Nowakowski most recently attended the opening of The Girl in the Diary at the Illinois Holocaust Museum in Skokie, outside Chicago. He comments, Rywka looks wonderful in the museum’s special exhibitions gallery, which is quite large. The team has included some objects from the museum’s own collection, all relevant and meaningful. Also, the museum has produced all the exhibition texts both in English and in Polish, to attract Poles living in the Chicago area.
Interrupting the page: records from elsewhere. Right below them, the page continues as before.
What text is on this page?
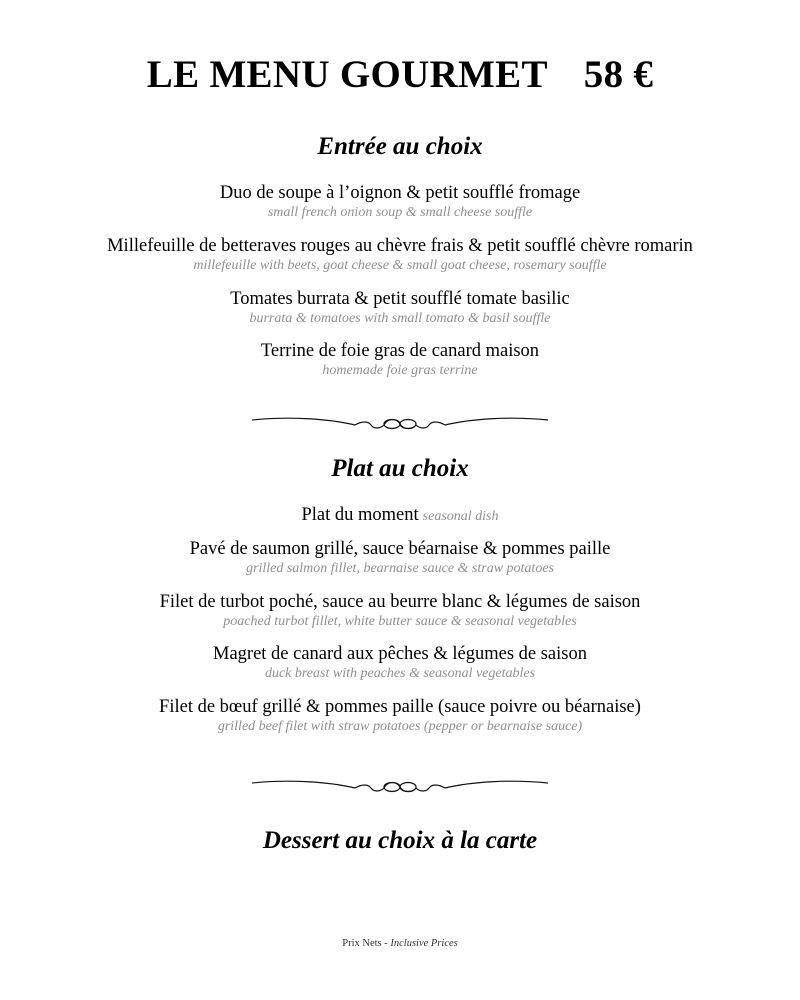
LE MENU GOURMET 58 €
Entrée au choix
Duo de soupe à l’oignon & petit soufflé fromage
small french onion soup & small cheese souffle
Millefeuille de betteraves rouges au chèvre frais & petit soufflé chèvre romarin
millefeuille with beets, goat cheese & small goat cheese, rosemary souffle
Tomates burrata & petit soufflé tomate basilic
burrata & tomatoes with small tomato & basil souffle
Terrine de foie gras de canard maison
homemade foie gras terrine
Plat au choix
Plat du moment seasonal dish
Pavé de saumon grillé, sauce béarnaise & pommes paille
grilled salmon fillet, bearnaise sauce & straw potatoes
Filet de turbot poché, sauce au beurre blanc & légumes de saison
poached turbot fillet, white butter sauce & seasonal vegetables
Magret de canard aux pêches & légumes de saison
duck breast with peaches & seasonal vegetables
Filet de bœuf grillé & pommes paille (sauce poivre ou béarnaise)
grilled beef filet with straw potatoes (pepper or bearnaise sauce)
Dessert au choix à la carte
Prix Nets - Inclusive Prices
A small group of Holocaust survivors from Łódź were present at the opening, which was particularly moving.” 

At the Illinois Holocaust Museum, all the exhibition text appears in both English and Polish.
On the floor, a huge schematic of the Łódź Ghetto starkly depicts the separation of the residents from life outside the ghetto.
The exhibition follows Rywka’s physical diary, from the Łódź Ghetto, to Auschwitz, to Moscow, to San Francisco.

Rywka’s actual diary has had a long journey. We will never know exactly how it survived the Holocaust. What we do know is where the diary has come to rest. In 2015, the descendants of Zinaida Berezovskaya, the Soviet doctor who had discovered the diary 70 years earlier, formally gifted the notebook to Rywka’s cousins in Israel, who have in turn entrusted it to Yad Vashem, Israel’s official memorial to the victims of the Holocaust. A million visitors every year will now be able to see this extraordinary artifact and learn about the “ordinary girl” who confided her anguish, her moments of joy, and her unwavering faith to her notebook. Award-winning filmmaker Yoav Potash is also producing a feature-length documentary film about Rywka’s diary, entitled “Diary from the Ashes.”

The publication of Rywka’s diary fulfills her dream of becoming a writer and illustrates the power of individual faith and strength in the face of evil. The exhibition based on her diary provides a powerful visual experience for visitors of all ages and levels of familiarity with the Holocaust. Rywka’s story is our collective story.